Four Myths about pain and ageing
Myth 1: Pain is inevitable with ageing. This is not true but most people including some health professionals think it is. Someone said to me last week –“what do you expect, you are in your 60s”. Sure – there may be a few more illnesses and surgical procedures but people over 60 have no more migraines, no more back pain, no more neck pain than younger people have. In fact, the oldies may have less pain!
Myth 2: If you have some pain now, then you will have worse pain later. This is not true either. Pain comes and goes in older people just like it does in younger people. Even though X-Rays and scans may show things such as narrowing of joint spaces, this has NO relation to increased pain. These are age changes and more age does not equal more pain. Rest easy!

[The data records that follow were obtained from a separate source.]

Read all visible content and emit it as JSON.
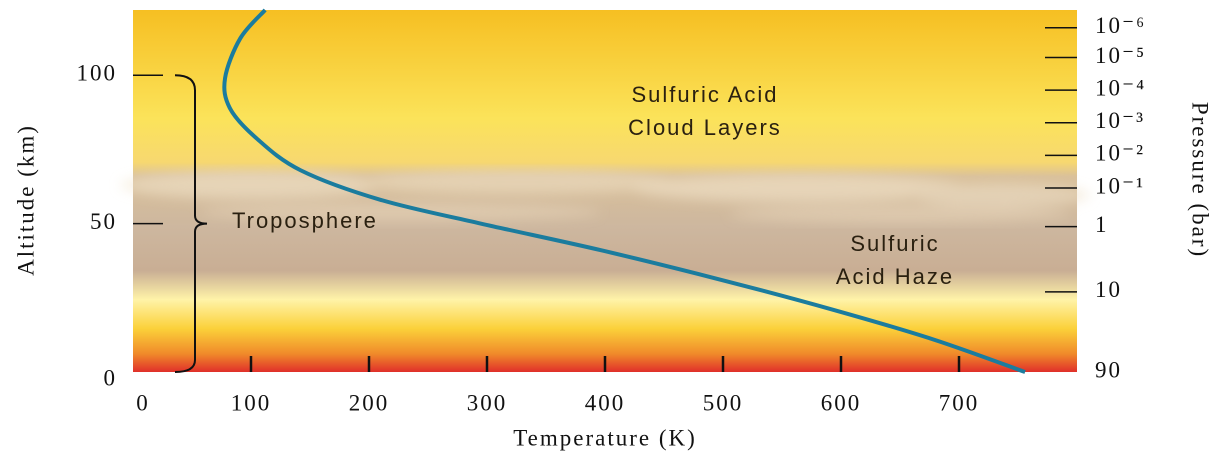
{
  "chart_data": {
    "type": "line",
    "xlabel": "Temperature (K)",
    "ylabel": "Altitude (km)",
    "y2label": "Pressure (bar)",
    "xlim": [
      0,
      800
    ],
    "xticks": [
      0,
      100,
      200,
      300,
      400,
      500,
      600,
      700
    ],
    "ylim": [
      0,
      122
    ],
    "yticks": [
      0,
      50,
      100
    ],
    "y2ticks": [
      {
        "value": 1e-06,
        "label": "10⁻⁶"
      },
      {
        "value": 1e-05,
        "label": "10⁻⁵"
      },
      {
        "value": 0.0001,
        "label": "10⁻⁴"
      },
      {
        "value": 0.001,
        "label": "10⁻³"
      },
      {
        "value": 0.01,
        "label": "10⁻²"
      },
      {
        "value": 0.1,
        "label": "10⁻¹"
      },
      1,
      10,
      90
    ],
    "y2ticks_at_altitude": [
      116,
      106,
      95,
      84,
      73,
      62,
      49,
      27,
      0
    ],
    "series": [
      {
        "color": "#1b7c9e",
        "x": [
          112,
          91,
          78,
          82,
          104,
          142,
          210,
          295,
          397,
          499,
          593,
          678,
          756
        ],
        "values": [
          122,
          112.5,
          99,
          89,
          79,
          68,
          58,
          50,
          41,
          31,
          21,
          11,
          0
        ]
      }
    ],
    "annotations": [
      {
        "text": [
          "Sulfuric Acid",
          "Cloud Layers"
        ]
      },
      {
        "text": [
          "Troposphere"
        ]
      },
      {
        "text": [
          "Sulfuric",
          "Acid Haze"
        ]
      }
    ]
  }
}
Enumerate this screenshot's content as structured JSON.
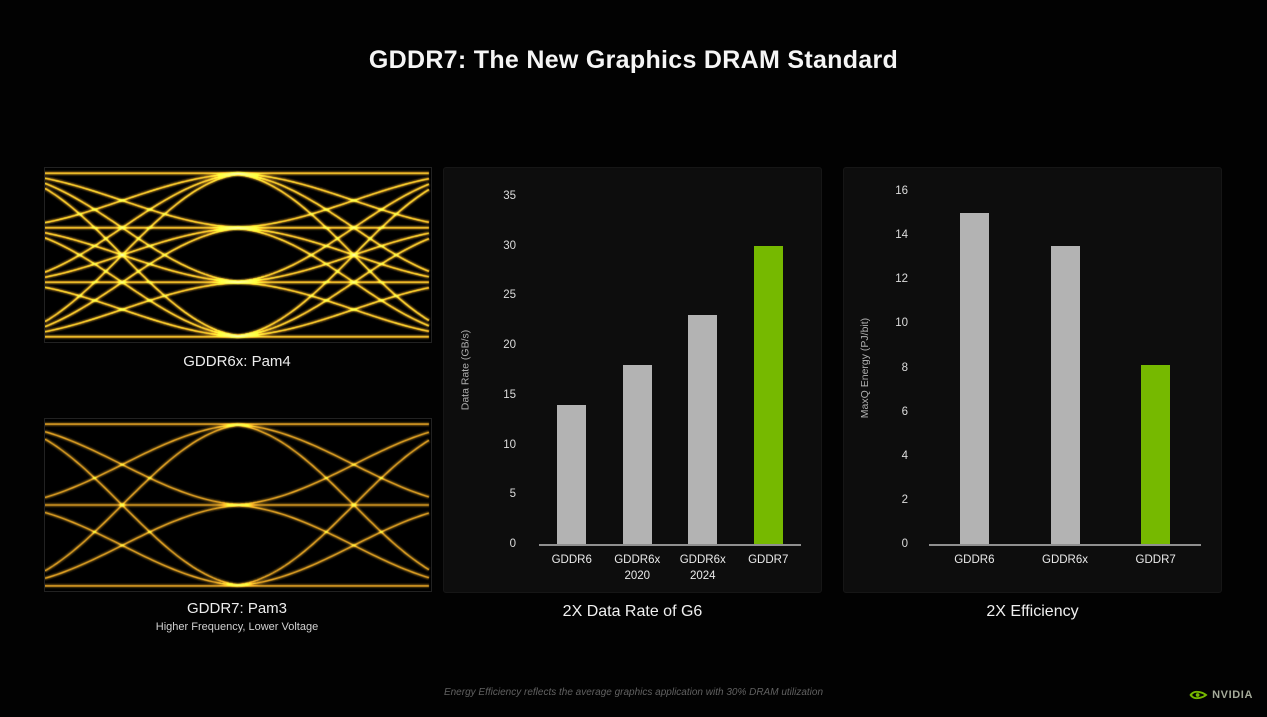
{
  "title": "GDDR7: The New Graphics DRAM Standard",
  "eye_diagrams": [
    {
      "label": "GDDR6x: Pam4",
      "sublabel": "",
      "levels": 4,
      "modulation": "PAM4"
    },
    {
      "label": "GDDR7: Pam3",
      "sublabel": "Higher Frequency, Lower Voltage",
      "levels": 3,
      "modulation": "PAM3"
    }
  ],
  "chart_data": [
    {
      "type": "bar",
      "title": "2X Data Rate of G6",
      "ylabel": "Data Rate (GB/s)",
      "categories": [
        "GDDR6",
        "GDDR6x\n2020",
        "GDDR6x\n2024",
        "GDDR7"
      ],
      "values": [
        14,
        18,
        23,
        30
      ],
      "ylim": [
        0,
        35
      ],
      "ytick_step": 5,
      "grid": false,
      "legend": "none",
      "bar_colors": [
        "#b3b3b3",
        "#b3b3b3",
        "#b3b3b3",
        "#76b900"
      ]
    },
    {
      "type": "bar",
      "title": "2X Efficiency",
      "ylabel": "MaxQ Energy (PJ/bit)",
      "categories": [
        "GDDR6",
        "GDDR6x",
        "GDDR7"
      ],
      "values": [
        15,
        13.5,
        8.1
      ],
      "ylim": [
        0,
        16
      ],
      "ytick_step": 2,
      "grid": false,
      "legend": "none",
      "bar_colors": [
        "#b3b3b3",
        "#b3b3b3",
        "#76b900"
      ]
    }
  ],
  "footnote": "Energy Efficiency reflects the average graphics application with 30% DRAM utilization",
  "logo": {
    "text": "NVIDIA"
  },
  "colors": {
    "nvidia_green": "#76b900",
    "bar_gray": "#b3b3b3",
    "trace_orange": "rgba(222,158,34,",
    "background": "#020202",
    "panel": "#0d0d0d"
  }
}
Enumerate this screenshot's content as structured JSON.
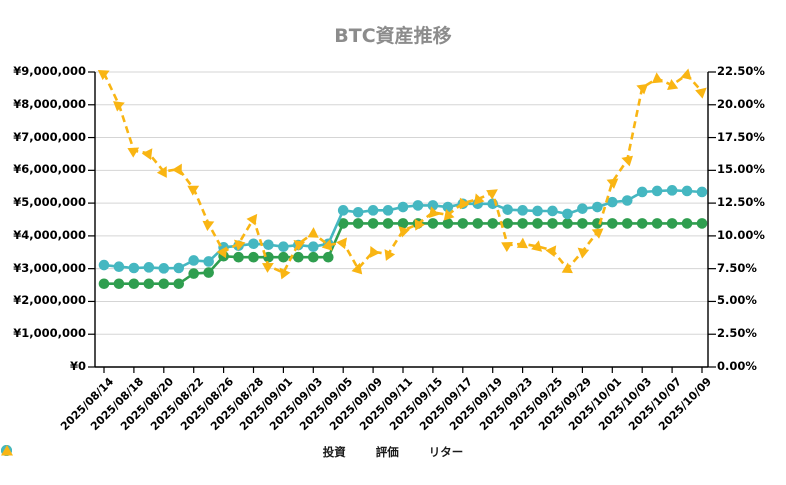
{
  "title": "BTC資産推移",
  "chart_data": {
    "type": "line",
    "title": "BTC資産推移",
    "grid": "horizontal",
    "legend_position": "bottom",
    "total_points": 41,
    "x_tick_labels": [
      "2025/08/14",
      "2025/08/18",
      "2025/08/20",
      "2025/08/22",
      "2025/08/26",
      "2025/08/28",
      "2025/09/01",
      "2025/09/03",
      "2025/09/05",
      "2025/09/09",
      "2025/09/11",
      "2025/09/15",
      "2025/09/17",
      "2025/09/19",
      "2025/09/23",
      "2025/09/25",
      "2025/09/29",
      "2025/10/01",
      "2025/10/03",
      "2025/10/07",
      "2025/10/09"
    ],
    "x_tick_indices": [
      0,
      2,
      4,
      6,
      8,
      10,
      12,
      14,
      16,
      18,
      20,
      22,
      24,
      26,
      28,
      30,
      32,
      34,
      36,
      38,
      40
    ],
    "left_axis": {
      "min": 0,
      "max": 9000000,
      "step": 1000000,
      "format": "yen"
    },
    "right_axis": {
      "min": 0,
      "max": 22.5,
      "step": 2.5,
      "format": "percent"
    },
    "series": [
      {
        "name": "投資",
        "axis": "left",
        "color": "#2f9e4f",
        "marker": "circle",
        "line_style": "solid",
        "values": [
          2540000,
          2540000,
          2540000,
          2540000,
          2540000,
          2540000,
          2850000,
          2880000,
          3380000,
          3350000,
          3350000,
          3350000,
          3350000,
          3350000,
          3350000,
          3350000,
          4380000,
          4380000,
          4380000,
          4380000,
          4380000,
          4380000,
          4380000,
          4380000,
          4380000,
          4380000,
          4380000,
          4380000,
          4380000,
          4380000,
          4380000,
          4380000,
          4380000,
          4380000,
          4380000,
          4380000,
          4380000,
          4380000,
          4380000,
          4380000,
          4380000
        ]
      },
      {
        "name": "評価",
        "axis": "left",
        "color": "#45b7c1",
        "marker": "circle",
        "line_style": "solid",
        "values": [
          3110000,
          3060000,
          3020000,
          3040000,
          3010000,
          3020000,
          3250000,
          3220000,
          3650000,
          3700000,
          3760000,
          3730000,
          3670000,
          3720000,
          3670000,
          3760000,
          4780000,
          4720000,
          4780000,
          4780000,
          4880000,
          4930000,
          4930000,
          4880000,
          4980000,
          4980000,
          4980000,
          4800000,
          4780000,
          4760000,
          4760000,
          4670000,
          4830000,
          4880000,
          5030000,
          5080000,
          5340000,
          5370000,
          5390000,
          5370000,
          5340000
        ]
      },
      {
        "name": "リター",
        "axis": "right",
        "color": "#f9b513",
        "marker": "triangle",
        "line_style": "dashed",
        "values": [
          22.4,
          20.0,
          16.5,
          16.3,
          14.9,
          15.1,
          13.6,
          10.9,
          8.8,
          9.4,
          11.3,
          7.7,
          7.2,
          9.4,
          10.2,
          9.3,
          9.5,
          7.5,
          8.8,
          8.6,
          10.4,
          10.9,
          11.8,
          11.6,
          12.5,
          12.8,
          13.3,
          9.3,
          9.4,
          9.2,
          8.9,
          7.5,
          8.8,
          10.3,
          14.1,
          15.8,
          21.3,
          22.0,
          21.5,
          22.3,
          21.0
        ]
      }
    ]
  },
  "colors": {
    "title": "#8c8c8c",
    "grid": "#d5d5d5",
    "axis": "#000000",
    "invest": "#2f9e4f",
    "value": "#45b7c1",
    "return": "#f9b513"
  }
}
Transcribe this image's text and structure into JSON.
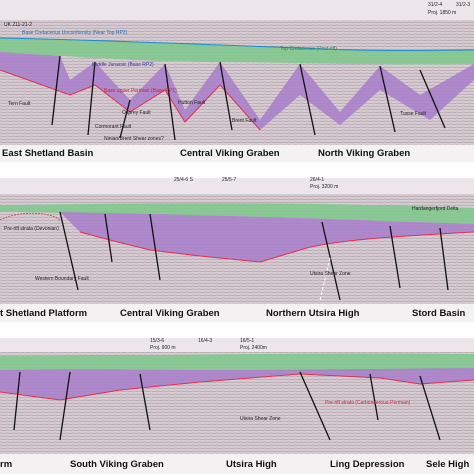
{
  "panels": [
    {
      "labels": [
        "UK 211-21-2",
        "31/2-4",
        "Proj. 1850 m",
        "31/2-3"
      ],
      "horizons": [
        "Base Cretaceous Unconformity (Near Top RP2)",
        "Top Cretaceous (Post-rift)",
        "Middle Jurassic (Base RP2)",
        "Base upper Permian (Base RP1)"
      ],
      "faults": [
        "Tern Fault",
        "Cormorant Fault",
        "Osprey Fault",
        "Ninian/Brent Shear zones?",
        "Hutton Fault",
        "Brent Fault",
        "Tusse Fault"
      ],
      "regions": [
        "East Shetland Basin",
        "Central Viking Graben",
        "North Viking Graben"
      ]
    },
    {
      "labels": [
        "25/4-6 S",
        "25/5-7",
        "26/4-1",
        "Proj. 3200 m"
      ],
      "horizons": [
        "Hardangerfjord Delta",
        "Pre-rift strata (Devonian)"
      ],
      "faults": [
        "Western Boundary Fault",
        "Utsira Shear Zone"
      ],
      "regions": [
        "t Shetland Platform",
        "Central Viking Graben",
        "Northern Utsira High",
        "Stord Basin"
      ]
    },
    {
      "labels": [
        "15/3-6",
        "Proj. 900 m",
        "16/4-3",
        "16/5-1",
        "Proj. 2400m"
      ],
      "horizons": [
        "Pre-rift strata (Carboniferous-Permian)"
      ],
      "faults": [
        "Utsira Shear Zone"
      ],
      "regions": [
        "rm",
        "South Viking Graben",
        "Utsira High",
        "Ling Depression",
        "Sele High"
      ]
    }
  ]
}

Myth 3: Toughing it out makes it easier to tolerate. Some of us oldies think ‘I’ll grin and bear it!’ This might be true for a while, but we know that it doesn’t make anything easier in the long run and being stoic can lead to depression, which in turn increases pain more in oldies than it does in youngies. So you don’t have to ‘grin and bear it’, ‘suck it up’ or accept it as part of ageing – seek help from an up to date health professional, just as you would if you were younger.
Myth 4: There is nothing you can do for it. This is not true! There are treatments that work for youngies, middlies, oldies and ultra-oldies, such as Explain Pain combined with contextual activity exposure. Knowledge and movement rules. The Protectometer approach is ideal for oldies.
So – age is only a number, it is not an excuse.
Next time someone complains to you about their back or knee and says “it’s just old age”, ask them whether their knee or back is older than the rest of their body.
If I had to pick one thing leading to successful ageing, I would go for persistent curiousity.
And only last week I heard – “keep some twinkles in your wrinkles”. Go oldies!
March 19, 2018, 8:50 am
Very interesting. I’m a 65 years old female, a retired osteopath from UK. I am constantly being told that I look much younger. I try to excercise and eat healthily, but I have a few aches and pains which a sometimes unbearable . Would like to know if you have a clinic in the uk or if there is a similar aproach in health fitness as yours. If there is, I will be heading there immediately.
Keep the good work, it sounds amazing.
Mrs N. Cargill
March 23, 2018, 3:49 pm
Thank you so much Mrs Cargill for your kind words!
I am sure there are many clinics in the UK with a similar philosophy, I know both David Butler and Lorimer Moseley have trained many UK practitioners of many different professions. Unfortunately I don’t know any that I could recommend personally near you.
We will still be here if you ever make it to Spain though!